Review before installing. Use this skill only for sites you own or have explicit permission to scrape, especially before using stealth mode. Install dependencies in an isolated environment, avoid embedding real credentials in scripts, and do not start the MCP server unless you trust the local environment.
Findings (5)
Artifact-based informational review of SKILL.md, metadata, install specs, static scan signals, and capability signals. ClawScan does not execute the skill or run runtime probes.
The agent could scrape sites in ways that violate Terms of Service, bypass intended bot controls, or get the user's IP/account blocked.
The skill explicitly instructs use of stealth scraping when sites block normal fetching, which can evade bot-protection controls on arbitrary targets.
"anti-bot bypass (Cloudflare Turnstile, fingerprint spoofing)" ... "web_fetch returns 403/429/Cloudflare challenge → use `--mode stealth`"
Use stealth mode only for sites you own or have explicit permission to scrape. Require explicit per-domain approval and prefer normal HTTP fetching whenever possible.
Installing the skill can add a large browser runtime and third-party Python packages to the user's environment.
The setup installs unpinned PyPI dependencies and downloads a Chromium binary through patchright; this is disclosed and purpose-aligned, but it requires trusting those upstream packages.

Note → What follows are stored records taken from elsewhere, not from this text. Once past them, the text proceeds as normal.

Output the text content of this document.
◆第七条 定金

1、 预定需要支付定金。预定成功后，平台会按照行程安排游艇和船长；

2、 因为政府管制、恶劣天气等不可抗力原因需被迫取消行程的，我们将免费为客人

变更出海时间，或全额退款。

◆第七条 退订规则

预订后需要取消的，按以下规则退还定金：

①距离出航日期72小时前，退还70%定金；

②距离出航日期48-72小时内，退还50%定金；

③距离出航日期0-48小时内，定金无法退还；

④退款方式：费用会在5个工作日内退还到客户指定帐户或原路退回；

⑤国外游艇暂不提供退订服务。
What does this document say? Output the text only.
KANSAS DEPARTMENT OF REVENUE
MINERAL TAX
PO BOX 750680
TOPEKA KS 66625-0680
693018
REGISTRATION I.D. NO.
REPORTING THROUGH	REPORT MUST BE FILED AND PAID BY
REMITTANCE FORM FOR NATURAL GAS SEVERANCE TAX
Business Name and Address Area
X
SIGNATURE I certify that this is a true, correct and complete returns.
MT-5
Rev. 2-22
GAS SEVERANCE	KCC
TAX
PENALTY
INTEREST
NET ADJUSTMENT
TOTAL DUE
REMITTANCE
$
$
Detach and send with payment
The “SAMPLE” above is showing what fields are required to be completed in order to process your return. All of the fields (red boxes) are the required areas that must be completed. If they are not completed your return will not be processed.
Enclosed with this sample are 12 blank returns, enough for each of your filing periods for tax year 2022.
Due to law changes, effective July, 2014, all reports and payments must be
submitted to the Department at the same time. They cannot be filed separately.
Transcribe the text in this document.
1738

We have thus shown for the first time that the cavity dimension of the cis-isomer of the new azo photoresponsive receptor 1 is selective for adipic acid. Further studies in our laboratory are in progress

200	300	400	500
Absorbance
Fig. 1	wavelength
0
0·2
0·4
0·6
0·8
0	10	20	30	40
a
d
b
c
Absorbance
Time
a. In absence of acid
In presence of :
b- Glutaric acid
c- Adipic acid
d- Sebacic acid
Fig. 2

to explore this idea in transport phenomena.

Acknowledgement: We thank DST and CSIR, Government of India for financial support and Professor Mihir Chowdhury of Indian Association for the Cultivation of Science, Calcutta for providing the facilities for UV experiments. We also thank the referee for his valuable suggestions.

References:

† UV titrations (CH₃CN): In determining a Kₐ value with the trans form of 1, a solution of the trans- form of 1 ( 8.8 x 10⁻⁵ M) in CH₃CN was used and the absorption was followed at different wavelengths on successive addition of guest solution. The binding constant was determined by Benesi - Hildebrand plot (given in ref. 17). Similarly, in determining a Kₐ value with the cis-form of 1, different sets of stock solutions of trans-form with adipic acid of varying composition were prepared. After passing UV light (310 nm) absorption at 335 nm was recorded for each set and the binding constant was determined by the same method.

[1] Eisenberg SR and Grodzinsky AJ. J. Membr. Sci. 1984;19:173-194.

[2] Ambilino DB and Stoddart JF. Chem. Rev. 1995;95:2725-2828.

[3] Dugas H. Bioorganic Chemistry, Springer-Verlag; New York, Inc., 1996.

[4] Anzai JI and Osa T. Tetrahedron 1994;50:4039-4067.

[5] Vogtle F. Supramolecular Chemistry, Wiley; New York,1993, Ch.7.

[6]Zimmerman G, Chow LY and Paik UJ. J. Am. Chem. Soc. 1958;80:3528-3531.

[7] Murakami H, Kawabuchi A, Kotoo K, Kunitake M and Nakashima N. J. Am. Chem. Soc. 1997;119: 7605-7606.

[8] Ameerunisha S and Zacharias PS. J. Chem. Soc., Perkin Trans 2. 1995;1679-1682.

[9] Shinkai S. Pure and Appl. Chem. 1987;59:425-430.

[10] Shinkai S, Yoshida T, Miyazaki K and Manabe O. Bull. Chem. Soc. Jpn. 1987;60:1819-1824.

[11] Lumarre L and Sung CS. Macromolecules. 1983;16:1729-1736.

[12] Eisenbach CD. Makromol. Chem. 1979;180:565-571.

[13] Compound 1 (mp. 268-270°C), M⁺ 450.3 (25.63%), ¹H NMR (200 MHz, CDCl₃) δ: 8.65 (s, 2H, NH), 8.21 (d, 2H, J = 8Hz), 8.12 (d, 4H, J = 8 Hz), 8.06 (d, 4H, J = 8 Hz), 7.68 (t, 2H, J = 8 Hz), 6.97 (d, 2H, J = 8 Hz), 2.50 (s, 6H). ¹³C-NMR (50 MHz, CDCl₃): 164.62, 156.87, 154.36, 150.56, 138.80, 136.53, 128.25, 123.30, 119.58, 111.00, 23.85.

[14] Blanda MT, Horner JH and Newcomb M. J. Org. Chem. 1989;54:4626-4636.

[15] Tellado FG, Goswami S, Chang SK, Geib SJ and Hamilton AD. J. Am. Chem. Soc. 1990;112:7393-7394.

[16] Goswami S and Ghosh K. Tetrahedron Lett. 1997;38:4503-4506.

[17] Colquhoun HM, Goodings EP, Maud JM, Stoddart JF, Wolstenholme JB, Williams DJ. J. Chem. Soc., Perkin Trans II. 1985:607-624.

pip install scrapling[all] patchright install chromium # required for stealth/dynamic modes
Install in a virtual environment, pin versions where possible, and verify the Scrapling/patchright sources before installation.
If used with real credentials, the agent may access account-specific pages and data.

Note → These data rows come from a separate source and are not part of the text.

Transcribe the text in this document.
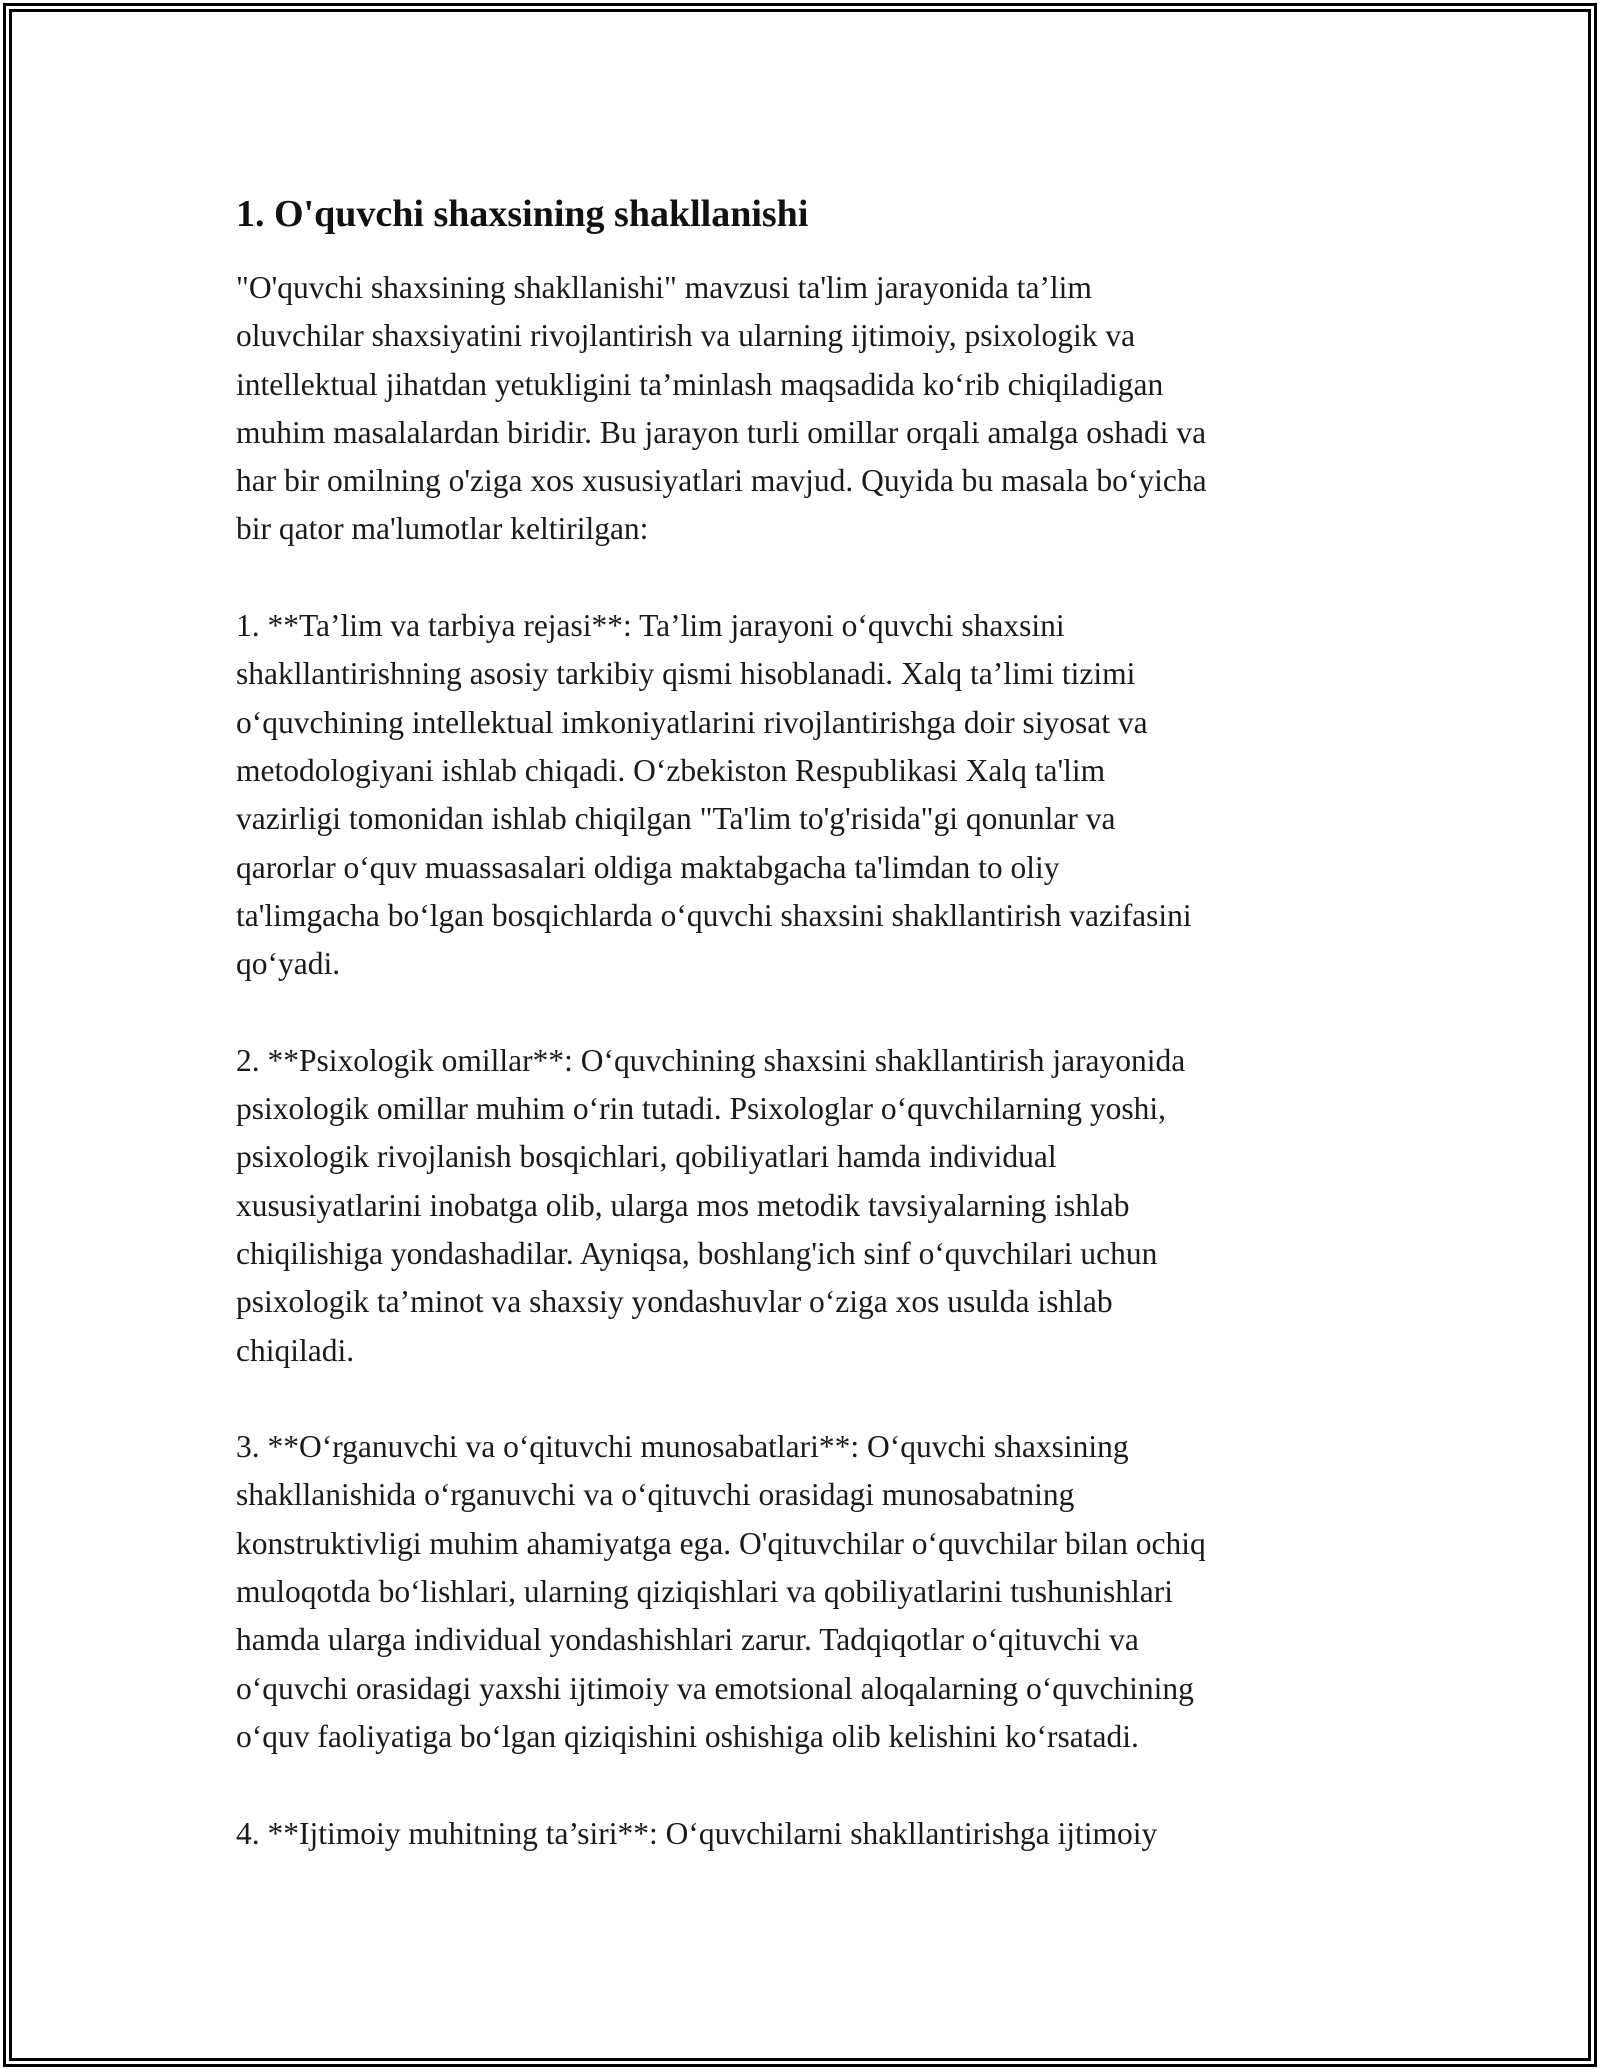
1. O'quvchi shaxsining shakllanishi
"O'quvchi shaxsining shakllanishi" mavzusi ta'lim jarayonida ta’lim
oluvchilar shaxsiyatini rivojlantirish va ularning ijtimoiy, psixologik va
intellektual jihatdan yetukligini ta’minlash maqsadida koʻrib chiqiladigan
muhim masalalardan biridir. Bu jarayon turli omillar orqali amalga oshadi va
har bir omilning o'ziga xos xususiyatlari mavjud. Quyida bu masala boʻyicha
bir qator ma'lumotlar keltirilgan:
1. **Ta’lim va tarbiya rejasi**: Ta’lim jarayoni oʻquvchi shaxsini
shakllantirishning asosiy tarkibiy qismi hisoblanadi. Xalq ta’limi tizimi
oʻquvchining intellektual imkoniyatlarini rivojlantirishga doir siyosat va
metodologiyani ishlab chiqadi. Oʻzbekiston Respublikasi Xalq ta'lim
vazirligi tomonidan ishlab chiqilgan "Ta'lim to'g'risida"gi qonunlar va
qarorlar oʻquv muassasalari oldiga maktabgacha ta'limdan to oliy
ta'limgacha boʻlgan bosqichlarda oʻquvchi shaxsini shakllantirish vazifasini
qoʻyadi.
2. **Psixologik omillar**: Oʻquvchining shaxsini shakllantirish jarayonida
psixologik omillar muhim oʻrin tutadi. Psixologlar oʻquvchilarning yoshi,
psixologik rivojlanish bosqichlari, qobiliyatlari hamda individual
xususiyatlarini inobatga olib, ularga mos metodik tavsiyalarning ishlab
chiqilishiga yondashadilar. Ayniqsa, boshlang'ich sinf oʻquvchilari uchun
psixologik ta’minot va shaxsiy yondashuvlar oʻziga xos usulda ishlab
chiqiladi.
3. **Oʻrganuvchi va oʻqituvchi munosabatlari**: Oʻquvchi shaxsining
shakllanishida oʻrganuvchi va oʻqituvchi orasidagi munosabatning
konstruktivligi muhim ahamiyatga ega. O'qituvchilar oʻquvchilar bilan ochiq
muloqotda boʻlishlari, ularning qiziqishlari va qobiliyatlarini tushunishlari
hamda ularga individual yondashishlari zarur. Tadqiqotlar oʻqituvchi va
oʻquvchi orasidagi yaxshi ijtimoiy va emotsional aloqalarning oʻquvchining
oʻquv faoliyatiga boʻlgan qiziqishini oshishiga olib kelishini koʻrsatadi.
4. **Ijtimoiy muhitning ta’siri**: Oʻquvchilarni shakllantirishga ijtimoiy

The reference patterns show authenticated session/cookie use. There is no evidence of credential leakage, but using account credentials changes the permission boundary.
session.get('https://example.com/login', data={'user': 'x', 'pass': 'y'}) ... session.get('https://example.com/dashboard')Only provide credentials for accounts and sites you are authorized to scrape, and avoid storing credentials in reusable scripts or logs.
If started in an untrusted or exposed environment, other local agents or processes might be able to use the scraping service.
The optional MCP mode exposes scraping as a local HTTP/tool service; the artifacts warn about trust but do not define authentication or network binding details.
The MCP server starts a local HTTP service. Only use in trusted environments. ... Add to OpenClaw MCP config
Start the MCP server only when needed, keep it bound to localhost, use it in trusted environments, and stop it after use.
Stored fingerprints could reveal scraping targets or cause future runs to rely on stale or manipulated page structure data.
Adaptive scraping can create local persistent state that may influence future scraping behavior.
`auto_save=True`: persists element fingerprints to disk for adaptive re-scraping. Creates local state in working directory.
Know where adaptive state is stored, keep it project-scoped, and delete it when it is no longer needed.